If you were to write a personal “book of life” to express your aspirations for growth in the year ahead, what would its title be? (photo from thisenchantedpixie.org)
In the face of the immense sadness and devastation of the past 11 months, and the suffering that seems to know no bounds, I find it difficult to even register that Elul, the last month on the Jewish calendar, has arrived. But, as the Jewish year inevitably advances, I seek solace and meaning in two practices that have helped me prepare for new years past.
The first is writing my “book title,” for a family ritual we created years ago to facilitate the work of reflection, forgiveness and imagination that are core to themes of the High Holidays. The Rosh Hashanah and Yom Kippur liturgies tie our teshuvah, our annual returning to our best selves, to our desire to be inscribed in a celestial “Book of Life.” Using this image, my family gathers around the Rosh Hashanah lunch table each year to share the titles of our personal “books of life” and to express our aspirations for growth and desires to be held accountable by one another in the year ahead.
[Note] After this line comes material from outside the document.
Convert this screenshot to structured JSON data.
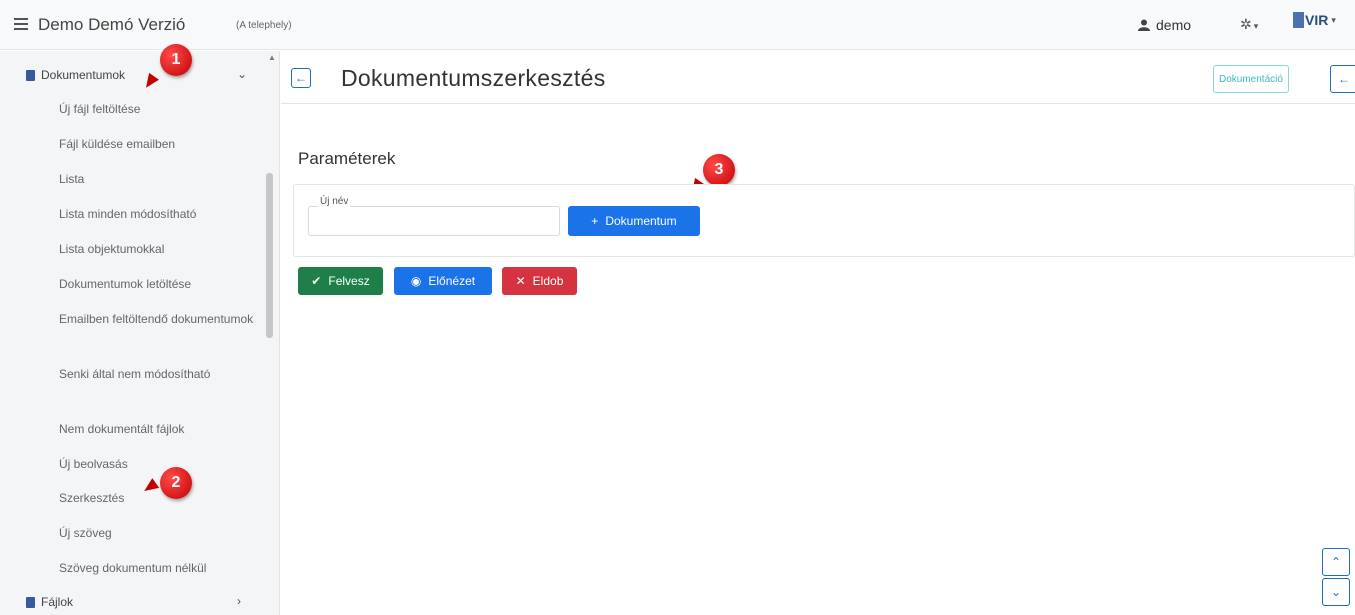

The second is to dust off my shofar and sound the first blast, as I will continue to do, in keeping with tradition, each morning of the month of Elul, until the holidays arrive. Each day, I will I close my eyes and coax out the sounds that the shofar has been compared to: Sarah weeping for Isaac, a call to battle, the blasts that signal God’s presence on Mount Sinai, the call of justice that cracks open the hardness of the universe, the hardness in our hearts and in the hearts of our political leaders and awakens in us a renewed sense of purpose and possibility. By doing this, I hope I will be prepared, both physically and spiritually, for the full complement of 100 blasts, short and long, that will sound over the holidays themselves.
In the past, each of these rituals has given me hope, hope that change is possible, that I can do better, that collectively we can do better and that a better future is possible.
This Elul, I am finding it more difficult, as I imagine many of us are, to muster a feeling of hope. Last Elul, we could not have imagined the challenges of the past year: the slaughter of Oct. 7; the long and devastating war in Gaza; the plight of the hostages; the loss of friends and allies; the fractious polarization within the Jewish community; the rise in antisemitism. All of this on top of the many issues we continue to work on globally, from hunger to homelessness to climate change. Hope feels at best elusive; in our most cynical moments, it feels naïve.
Hope requires of us that we allow for the possibility of a variety of better futures, futures that are as yet unexperienced and perhaps even unimaginable. Hope requires that we acknowledge that a catastrophe that may feel imminent is not a forgone conclusion. Hope demands the humility to recognize that we just don’t know what will be, and the audacity to own our role in shaping it. Human imagination, intention and action forge a line between this present and the better future for which we long.
“People often confuse optimism and hope,” said Rabbi Jonathan Sacks, z”l. “They sound similar. But, in fact, they’re very different. Optimism is the belief that things are going to get better. Hope is the belief that, if we work hard enough together, we can make things better. It needs no courage, just a certain naïvety to be an optimist. It needs a great deal of courage to have hope.… And hope is what transforms the human situation.”
In Hope in the Dark, Rebecca Solnit describes a commitment to hope as essential to the work of activism toward social change. She shares example after example of times when the future (now history) unfolded because of the powerful imagination, agency and organizing of people who held on to hope. “Hope locates itself in the premises that we don’t know what will happen,” she writes, “and that in the spaciousness of uncertainty is room to act.”
Elul reminds us that we don’t know what will happen but that we have the tools individually and collectively to shape the future. The practices of reflecting on the year past and imagining the year ahead that are built into the Jewish holiday cycle offer us the “spaciousness of uncertainty” we need that can spark hope and move us to action. I rely on my two Elul rituals to facilitate this process of reflection and imagination. Whether it’s journaling, reading, speaking to a colleague or friend, or listening to music, I’m sure that each of us has tools for creating space for the kind of reflection and imagination that makes hope, and the attendant action it demands, possible. And our hopefulness has the potential to inspire others. We can hold possibility for them when they feel discouraged and they can do the same for us.
Elul reflection pushes us to awaken ourselves to new possibilities even in the face of despair, fatigue, anger and overwhelm. And this awakening of hope makes it possible to act.
I consider my book title as I blow the shofar each morning in Elul. I’m leaning toward making it “Hope.”
Questions for reflection
• What practices or rituals will help awaken you to new possibilities this month and coming year?
• What is your book title for the coming year, and who do you want to share it with?
Rachel Jacoby Rosenfield is chief executive officer of the Shalom Hartman Institute of North America (hartman.org.il). Earlier this month, the Hebrew month of Elul, Olam (“a network of Jewish individuals and organizations committed to global service, international development and humanitarian aid” – olamtogether.org) asked her to share her thoughts as a profoundly challenging year for the Jewish people ended.